8. Eliminating the dividend on Fannie and Freddie’s preferred stockholders was a failed experiment on the part of Sec. Paulson and destroyed the new issuance market for preferred stock. It also hurt many small banks that held Fannie and Freddie preferred stock in their portfolios.
9. GSE preferred stock is still primarily owned by small banks. When dividends are restored, the value of the preferred stock will increase by 10x. This will add approximately $30 billion in restored capital to the commercial banking industry. If banks levered this capital 12x, this raises industry lending capacity by $360 billion.
10. The losses by the GSEs since entering conservatorship have been inflated because a) they are mostly write-downs of deferred tax-assets which the companies still retain and b) the credit reserve build was bigger than expected because Sec. Paulson sent the economy into a tailspin by not providing an orderly wind down to Lehman Brothers.
Terms to Change
1. Lower Preferred Stock Coupon to 5% from 10%. There is no justification for the GSEs to pay a higher coupon than the banks.
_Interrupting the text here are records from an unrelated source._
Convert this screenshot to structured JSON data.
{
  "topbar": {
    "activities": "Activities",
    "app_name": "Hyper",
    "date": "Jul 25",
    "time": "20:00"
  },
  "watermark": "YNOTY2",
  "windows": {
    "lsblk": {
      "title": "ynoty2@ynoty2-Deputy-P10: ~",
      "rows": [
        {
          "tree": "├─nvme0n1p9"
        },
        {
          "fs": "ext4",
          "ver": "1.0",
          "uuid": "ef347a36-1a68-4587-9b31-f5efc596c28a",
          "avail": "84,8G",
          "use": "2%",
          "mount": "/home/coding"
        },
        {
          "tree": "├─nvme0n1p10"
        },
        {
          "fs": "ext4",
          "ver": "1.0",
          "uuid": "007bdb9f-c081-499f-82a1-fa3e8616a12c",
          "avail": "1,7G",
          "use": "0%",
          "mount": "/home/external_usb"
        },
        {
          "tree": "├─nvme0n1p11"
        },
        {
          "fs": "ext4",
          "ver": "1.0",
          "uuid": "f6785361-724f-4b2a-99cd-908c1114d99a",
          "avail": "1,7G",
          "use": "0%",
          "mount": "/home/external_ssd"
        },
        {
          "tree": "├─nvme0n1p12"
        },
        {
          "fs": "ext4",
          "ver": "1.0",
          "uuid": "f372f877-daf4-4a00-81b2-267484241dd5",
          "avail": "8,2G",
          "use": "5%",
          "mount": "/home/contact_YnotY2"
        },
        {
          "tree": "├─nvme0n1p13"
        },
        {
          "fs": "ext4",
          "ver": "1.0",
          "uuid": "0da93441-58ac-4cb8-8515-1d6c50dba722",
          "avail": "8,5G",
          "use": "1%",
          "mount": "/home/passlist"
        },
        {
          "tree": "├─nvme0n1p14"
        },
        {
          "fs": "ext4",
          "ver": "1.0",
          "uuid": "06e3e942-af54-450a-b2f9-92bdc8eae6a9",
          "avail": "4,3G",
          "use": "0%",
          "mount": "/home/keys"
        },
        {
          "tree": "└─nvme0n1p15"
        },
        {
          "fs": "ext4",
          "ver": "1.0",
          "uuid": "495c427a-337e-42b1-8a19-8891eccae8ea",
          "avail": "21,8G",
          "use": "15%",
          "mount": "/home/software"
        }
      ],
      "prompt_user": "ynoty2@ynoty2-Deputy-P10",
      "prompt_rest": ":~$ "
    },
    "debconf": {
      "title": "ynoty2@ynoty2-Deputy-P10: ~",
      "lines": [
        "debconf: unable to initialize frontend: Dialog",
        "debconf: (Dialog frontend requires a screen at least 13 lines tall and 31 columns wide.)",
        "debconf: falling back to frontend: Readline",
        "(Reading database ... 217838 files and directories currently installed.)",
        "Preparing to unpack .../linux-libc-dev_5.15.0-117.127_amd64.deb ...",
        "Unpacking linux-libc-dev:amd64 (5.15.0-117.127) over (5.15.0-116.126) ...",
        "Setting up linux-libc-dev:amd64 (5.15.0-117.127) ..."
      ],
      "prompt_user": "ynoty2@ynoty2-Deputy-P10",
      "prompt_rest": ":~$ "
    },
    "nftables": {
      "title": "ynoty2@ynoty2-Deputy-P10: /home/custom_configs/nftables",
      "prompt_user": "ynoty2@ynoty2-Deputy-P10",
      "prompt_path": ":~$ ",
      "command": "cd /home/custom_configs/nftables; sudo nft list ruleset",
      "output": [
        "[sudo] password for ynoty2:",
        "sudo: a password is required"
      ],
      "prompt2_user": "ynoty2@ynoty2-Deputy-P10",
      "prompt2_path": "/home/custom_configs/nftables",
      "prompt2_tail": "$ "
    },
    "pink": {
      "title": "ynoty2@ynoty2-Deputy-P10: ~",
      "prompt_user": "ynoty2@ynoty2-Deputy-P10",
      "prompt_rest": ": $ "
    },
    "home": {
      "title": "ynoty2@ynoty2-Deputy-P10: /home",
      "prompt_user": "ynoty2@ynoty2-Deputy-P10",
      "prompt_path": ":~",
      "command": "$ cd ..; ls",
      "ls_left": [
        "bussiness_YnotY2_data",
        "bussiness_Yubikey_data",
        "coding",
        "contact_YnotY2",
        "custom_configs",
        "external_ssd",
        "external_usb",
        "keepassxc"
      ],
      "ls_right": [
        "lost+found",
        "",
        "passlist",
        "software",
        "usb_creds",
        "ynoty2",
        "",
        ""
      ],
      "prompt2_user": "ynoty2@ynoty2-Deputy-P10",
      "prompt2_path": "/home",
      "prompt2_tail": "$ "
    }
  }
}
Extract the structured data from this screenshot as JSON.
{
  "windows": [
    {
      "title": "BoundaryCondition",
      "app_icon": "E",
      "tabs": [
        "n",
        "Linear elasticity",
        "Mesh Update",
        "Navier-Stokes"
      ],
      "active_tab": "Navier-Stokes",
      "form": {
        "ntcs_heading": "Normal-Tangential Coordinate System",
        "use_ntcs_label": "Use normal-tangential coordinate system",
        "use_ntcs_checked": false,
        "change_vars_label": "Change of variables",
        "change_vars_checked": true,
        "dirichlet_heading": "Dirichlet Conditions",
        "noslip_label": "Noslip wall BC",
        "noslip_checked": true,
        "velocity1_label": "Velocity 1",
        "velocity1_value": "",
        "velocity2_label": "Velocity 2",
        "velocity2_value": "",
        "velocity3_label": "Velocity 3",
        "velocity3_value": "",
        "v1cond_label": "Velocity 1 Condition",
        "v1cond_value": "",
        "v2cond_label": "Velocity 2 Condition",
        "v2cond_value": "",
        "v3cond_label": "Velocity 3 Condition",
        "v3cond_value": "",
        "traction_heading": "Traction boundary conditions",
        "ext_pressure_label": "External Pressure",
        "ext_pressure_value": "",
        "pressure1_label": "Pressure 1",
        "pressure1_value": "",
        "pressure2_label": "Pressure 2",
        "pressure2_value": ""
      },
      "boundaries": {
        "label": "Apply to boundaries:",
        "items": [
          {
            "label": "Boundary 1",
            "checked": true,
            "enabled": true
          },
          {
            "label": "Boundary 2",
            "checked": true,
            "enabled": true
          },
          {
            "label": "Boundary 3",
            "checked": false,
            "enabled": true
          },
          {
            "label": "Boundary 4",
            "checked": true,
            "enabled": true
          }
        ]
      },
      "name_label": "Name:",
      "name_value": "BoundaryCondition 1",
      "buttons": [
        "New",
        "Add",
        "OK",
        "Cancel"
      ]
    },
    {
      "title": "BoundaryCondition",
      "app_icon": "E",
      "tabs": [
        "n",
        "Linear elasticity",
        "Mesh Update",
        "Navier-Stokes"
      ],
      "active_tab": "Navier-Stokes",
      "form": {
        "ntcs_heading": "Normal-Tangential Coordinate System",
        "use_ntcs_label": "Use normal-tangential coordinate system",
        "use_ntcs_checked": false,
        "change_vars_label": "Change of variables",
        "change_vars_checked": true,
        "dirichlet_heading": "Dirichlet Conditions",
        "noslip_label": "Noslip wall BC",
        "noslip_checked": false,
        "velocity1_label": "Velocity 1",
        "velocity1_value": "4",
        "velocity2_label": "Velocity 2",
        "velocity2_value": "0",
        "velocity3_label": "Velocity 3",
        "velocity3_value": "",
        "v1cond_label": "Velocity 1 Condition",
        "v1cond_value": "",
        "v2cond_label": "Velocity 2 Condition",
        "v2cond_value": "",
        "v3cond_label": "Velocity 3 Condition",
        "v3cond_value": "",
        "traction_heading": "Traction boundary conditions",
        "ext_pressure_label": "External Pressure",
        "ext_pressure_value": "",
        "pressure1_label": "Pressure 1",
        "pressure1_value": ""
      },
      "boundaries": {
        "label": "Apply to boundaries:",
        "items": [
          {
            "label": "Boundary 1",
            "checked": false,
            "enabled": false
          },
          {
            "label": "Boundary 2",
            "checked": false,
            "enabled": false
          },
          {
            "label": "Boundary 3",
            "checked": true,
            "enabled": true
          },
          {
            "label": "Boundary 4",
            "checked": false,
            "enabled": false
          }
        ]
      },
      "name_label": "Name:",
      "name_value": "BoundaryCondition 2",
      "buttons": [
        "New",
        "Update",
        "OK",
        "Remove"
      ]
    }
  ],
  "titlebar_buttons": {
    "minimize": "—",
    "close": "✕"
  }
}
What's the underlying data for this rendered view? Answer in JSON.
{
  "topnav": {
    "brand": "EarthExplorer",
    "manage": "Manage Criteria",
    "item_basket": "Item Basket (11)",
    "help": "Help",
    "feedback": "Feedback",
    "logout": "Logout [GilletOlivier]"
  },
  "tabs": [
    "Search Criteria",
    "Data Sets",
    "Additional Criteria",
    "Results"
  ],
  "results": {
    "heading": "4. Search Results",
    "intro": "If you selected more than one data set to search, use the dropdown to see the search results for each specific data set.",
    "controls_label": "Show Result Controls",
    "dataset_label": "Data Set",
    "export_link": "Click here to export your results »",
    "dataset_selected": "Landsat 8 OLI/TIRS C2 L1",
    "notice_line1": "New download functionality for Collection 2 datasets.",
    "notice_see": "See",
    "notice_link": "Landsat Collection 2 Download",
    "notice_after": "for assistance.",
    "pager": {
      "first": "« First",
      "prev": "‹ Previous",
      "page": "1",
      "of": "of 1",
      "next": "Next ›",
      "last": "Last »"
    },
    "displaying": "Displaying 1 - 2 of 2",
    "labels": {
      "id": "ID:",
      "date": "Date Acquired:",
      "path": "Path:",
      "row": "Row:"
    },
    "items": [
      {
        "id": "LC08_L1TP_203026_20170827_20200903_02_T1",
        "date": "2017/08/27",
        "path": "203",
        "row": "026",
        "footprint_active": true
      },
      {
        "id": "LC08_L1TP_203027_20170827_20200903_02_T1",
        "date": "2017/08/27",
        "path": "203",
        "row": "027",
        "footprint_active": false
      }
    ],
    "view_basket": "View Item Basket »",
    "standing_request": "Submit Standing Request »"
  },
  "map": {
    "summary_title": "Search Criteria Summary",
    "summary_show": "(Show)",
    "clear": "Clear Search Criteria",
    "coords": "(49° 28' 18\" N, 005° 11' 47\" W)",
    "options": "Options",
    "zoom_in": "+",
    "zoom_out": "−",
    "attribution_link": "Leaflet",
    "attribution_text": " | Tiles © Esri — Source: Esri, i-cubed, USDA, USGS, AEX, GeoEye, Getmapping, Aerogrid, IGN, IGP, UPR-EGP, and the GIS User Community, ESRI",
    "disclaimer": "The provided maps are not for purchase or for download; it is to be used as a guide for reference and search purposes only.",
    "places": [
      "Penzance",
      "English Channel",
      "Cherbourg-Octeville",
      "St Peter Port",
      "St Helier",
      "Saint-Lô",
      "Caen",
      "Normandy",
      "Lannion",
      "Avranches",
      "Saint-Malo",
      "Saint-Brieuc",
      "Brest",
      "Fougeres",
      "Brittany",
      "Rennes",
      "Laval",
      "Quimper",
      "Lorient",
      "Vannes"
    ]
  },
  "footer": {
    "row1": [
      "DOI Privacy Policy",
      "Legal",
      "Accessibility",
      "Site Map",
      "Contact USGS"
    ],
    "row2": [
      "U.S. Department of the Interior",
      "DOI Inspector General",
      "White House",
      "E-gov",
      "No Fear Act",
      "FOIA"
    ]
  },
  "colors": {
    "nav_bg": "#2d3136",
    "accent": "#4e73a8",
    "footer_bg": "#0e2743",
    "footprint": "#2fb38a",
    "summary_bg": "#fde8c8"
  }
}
2. Change the Treasury’s warrant from 79.99% of the GSEs’ equity to terms identical to the warrant deal received by the banks under TARP. Similar to the preceding point, there is no justification for the GSEs to give the U.S. a higher equity stake for than the banks did.
3. Make the Treasury’s preferred stock pari passu with existing preferred stock. This is another move to equal the banks’ deal under TARP
4. Eliminate asset size restrictions on Fannie and Freddie’s mortgage portfolios. This provision proves my Republican conspiracy theory for placing the GSEs into conservatorship. There is no reason to shrink the GSEs at this point. We need the GSEs to expand their balance sheets. The Fed has temporarily stepped into the breached left by the GSEs not growing. But, what is going to happen when the Fed steps back from the mortgage market? We need the GSEs to support the market as the Fed reduces its balance sheet.
The GSEs deal with the Treasury Secretary should be updated to be similar to the deal the banks received under TARP. Based on the nobler GSE housing mission, there is an argument that they should be treated better than the banks. The banks have no legs to stand on because the FDIC insurance they receive from the federal government is a larger subsidy than the implicit guarantee Fannie and Freddie enjoy.